Last week BBC radio produced a great programme called “The Rise of the Cyber Athletes” – it’s one of those radio programmes where they place a camera in the studio which kind of converts it into a standard TV programme…
The audience for watching cyber athletes compete in international electronic games tournaments is growing very quickly. And that audience is bringing considerable revenues and investment.
Cyber athletes have sports nutritionists, sports psychologists, training camps, rigorous training regimes – often up to 16 hours a day, and attract large audiences to live events.
Tournaments take place in traditional stadia such as Wembley Stadium, or US Ice Hockey venues, and can pull in live crowds of 8-50,000. On top of that, a million viewers will watch the competitions live online. Weekend tournament can attract over 7 million viewers.
The most well-known live game streaming websites is Twitch, which was bought by Amazon last summer for $970 million. Twitch’s average view time for a video is 109 minutes. This is double the length of other video websites’ view times, and starts encroaching on traditional TV channel view times.

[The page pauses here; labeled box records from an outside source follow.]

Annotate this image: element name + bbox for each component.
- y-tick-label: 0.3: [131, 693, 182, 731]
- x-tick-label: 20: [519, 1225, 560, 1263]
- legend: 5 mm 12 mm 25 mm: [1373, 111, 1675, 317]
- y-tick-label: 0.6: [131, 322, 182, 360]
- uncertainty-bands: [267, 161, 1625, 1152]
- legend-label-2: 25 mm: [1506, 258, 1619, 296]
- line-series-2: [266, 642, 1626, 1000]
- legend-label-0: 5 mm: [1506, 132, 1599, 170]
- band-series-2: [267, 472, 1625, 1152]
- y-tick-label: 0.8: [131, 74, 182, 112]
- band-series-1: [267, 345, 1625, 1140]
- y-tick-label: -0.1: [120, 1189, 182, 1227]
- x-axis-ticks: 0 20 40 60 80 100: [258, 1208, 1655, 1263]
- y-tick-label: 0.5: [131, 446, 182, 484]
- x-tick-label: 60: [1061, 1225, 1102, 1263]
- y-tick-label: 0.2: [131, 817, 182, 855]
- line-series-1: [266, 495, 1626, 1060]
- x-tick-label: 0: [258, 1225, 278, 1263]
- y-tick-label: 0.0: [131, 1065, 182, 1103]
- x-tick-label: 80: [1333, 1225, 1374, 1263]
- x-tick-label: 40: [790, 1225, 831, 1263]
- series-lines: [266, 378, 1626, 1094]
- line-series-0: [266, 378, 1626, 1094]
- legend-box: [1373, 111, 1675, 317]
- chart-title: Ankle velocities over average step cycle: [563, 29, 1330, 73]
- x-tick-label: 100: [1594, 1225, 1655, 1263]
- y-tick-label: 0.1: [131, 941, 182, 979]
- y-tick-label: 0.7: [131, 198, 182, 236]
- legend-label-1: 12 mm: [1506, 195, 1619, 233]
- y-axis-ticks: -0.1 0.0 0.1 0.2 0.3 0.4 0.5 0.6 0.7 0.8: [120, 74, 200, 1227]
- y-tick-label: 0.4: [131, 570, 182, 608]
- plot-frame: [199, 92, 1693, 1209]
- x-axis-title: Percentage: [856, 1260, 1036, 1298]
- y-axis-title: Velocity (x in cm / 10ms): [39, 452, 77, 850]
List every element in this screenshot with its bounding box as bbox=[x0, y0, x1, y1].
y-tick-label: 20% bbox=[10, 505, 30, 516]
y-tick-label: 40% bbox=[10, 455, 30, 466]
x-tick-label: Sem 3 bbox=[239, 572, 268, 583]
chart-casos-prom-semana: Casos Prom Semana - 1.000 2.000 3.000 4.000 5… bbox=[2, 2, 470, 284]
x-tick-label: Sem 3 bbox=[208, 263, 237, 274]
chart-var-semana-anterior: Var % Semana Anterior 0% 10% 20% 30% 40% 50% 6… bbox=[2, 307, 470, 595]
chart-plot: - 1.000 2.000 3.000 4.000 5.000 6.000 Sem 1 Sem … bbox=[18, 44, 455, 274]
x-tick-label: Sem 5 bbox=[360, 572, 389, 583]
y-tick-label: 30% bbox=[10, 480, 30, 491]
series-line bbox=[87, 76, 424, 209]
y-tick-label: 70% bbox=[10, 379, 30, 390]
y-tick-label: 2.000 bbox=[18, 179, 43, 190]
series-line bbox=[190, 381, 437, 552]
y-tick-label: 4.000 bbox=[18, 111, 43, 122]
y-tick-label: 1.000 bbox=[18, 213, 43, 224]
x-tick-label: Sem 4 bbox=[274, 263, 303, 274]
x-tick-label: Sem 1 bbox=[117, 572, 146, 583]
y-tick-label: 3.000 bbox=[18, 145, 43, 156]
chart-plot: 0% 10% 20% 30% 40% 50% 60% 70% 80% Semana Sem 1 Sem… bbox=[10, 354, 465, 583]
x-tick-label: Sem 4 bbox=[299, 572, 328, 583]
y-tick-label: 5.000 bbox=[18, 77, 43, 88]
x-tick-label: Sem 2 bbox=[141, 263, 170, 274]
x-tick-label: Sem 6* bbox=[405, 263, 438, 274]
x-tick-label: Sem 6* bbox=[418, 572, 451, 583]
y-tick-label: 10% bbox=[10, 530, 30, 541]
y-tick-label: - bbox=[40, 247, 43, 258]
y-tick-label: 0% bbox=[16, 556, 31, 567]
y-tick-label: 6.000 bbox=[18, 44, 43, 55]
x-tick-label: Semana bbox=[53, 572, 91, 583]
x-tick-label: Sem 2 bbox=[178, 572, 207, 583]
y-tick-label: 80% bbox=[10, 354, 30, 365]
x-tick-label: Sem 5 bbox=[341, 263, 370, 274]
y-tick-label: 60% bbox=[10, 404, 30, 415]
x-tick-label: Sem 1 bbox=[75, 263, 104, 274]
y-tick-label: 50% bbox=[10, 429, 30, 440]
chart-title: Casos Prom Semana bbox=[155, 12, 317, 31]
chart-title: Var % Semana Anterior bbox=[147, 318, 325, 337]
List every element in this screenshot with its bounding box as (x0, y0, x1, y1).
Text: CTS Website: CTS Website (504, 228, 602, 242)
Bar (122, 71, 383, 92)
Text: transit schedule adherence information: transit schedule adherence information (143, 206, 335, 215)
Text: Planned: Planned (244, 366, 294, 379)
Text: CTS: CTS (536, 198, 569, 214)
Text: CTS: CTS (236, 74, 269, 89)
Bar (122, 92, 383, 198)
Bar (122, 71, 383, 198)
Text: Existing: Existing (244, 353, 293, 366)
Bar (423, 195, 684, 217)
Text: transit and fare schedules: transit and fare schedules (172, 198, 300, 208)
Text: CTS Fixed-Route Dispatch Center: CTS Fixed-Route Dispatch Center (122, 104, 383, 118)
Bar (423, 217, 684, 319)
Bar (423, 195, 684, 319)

Twitch has high quality videos. Webcams stream the player and what they are saying to other players, and video overlays show the money they’ve earned and key subscribers.
Like traditional sports, there are team uniforms, sponsorship packages and endorsements, where players can earn £200,000 a year.
Unlike other sports, cyber athletes can earn so much from just Twitch that they retire from playing the sport competitively. It’s like paying to watch a golfer on a driving range, who has retired at the peak of their game.
To put the size of the sport into perspective, it already has a global audience the same magnitude as ice hockey and tennis. A major difference is that this global audience is a real size not an estimated size by Nielsen.
At the moment the professional players and organisers have no interest in TV coverage. It’s easy to say that young people don’t watch TV – but these spectators really don’t. They watch Twitch for a couple of hours a day instead.
One of the most astounding comments during the programme was when a young journalist flippantly started a description “The first time I came to a cyber-sport tournament I’d never been to a live stadium event before…”
I think the organiser is right when he said “Traditional sports can’t see it coming.”
The iPlayer video is only available until mid-February: http://www.bbc.co.uk/iplayer/episode/b050ssz2/the-rise-of-the-cyber-athletes
Update (19 February 2015):
Vue cinemas have joined forces with Gfinity, a company which promotes e-Sports in the UK. On 17 February they announced that the Vue cinema in Fulham Broadway, London will be converted into a gaming arena.
The press announcement, of a wider partnership between Gfinity and Vue, sounds like other cinemas may also be converted as gaming arenas.
Vue are in a challenging industry as their most recent financial report describes (revenue and profits are down YOY, 9.9% and 18.1% respectively) and e-Sports appears to be a great investment opportunity at this time.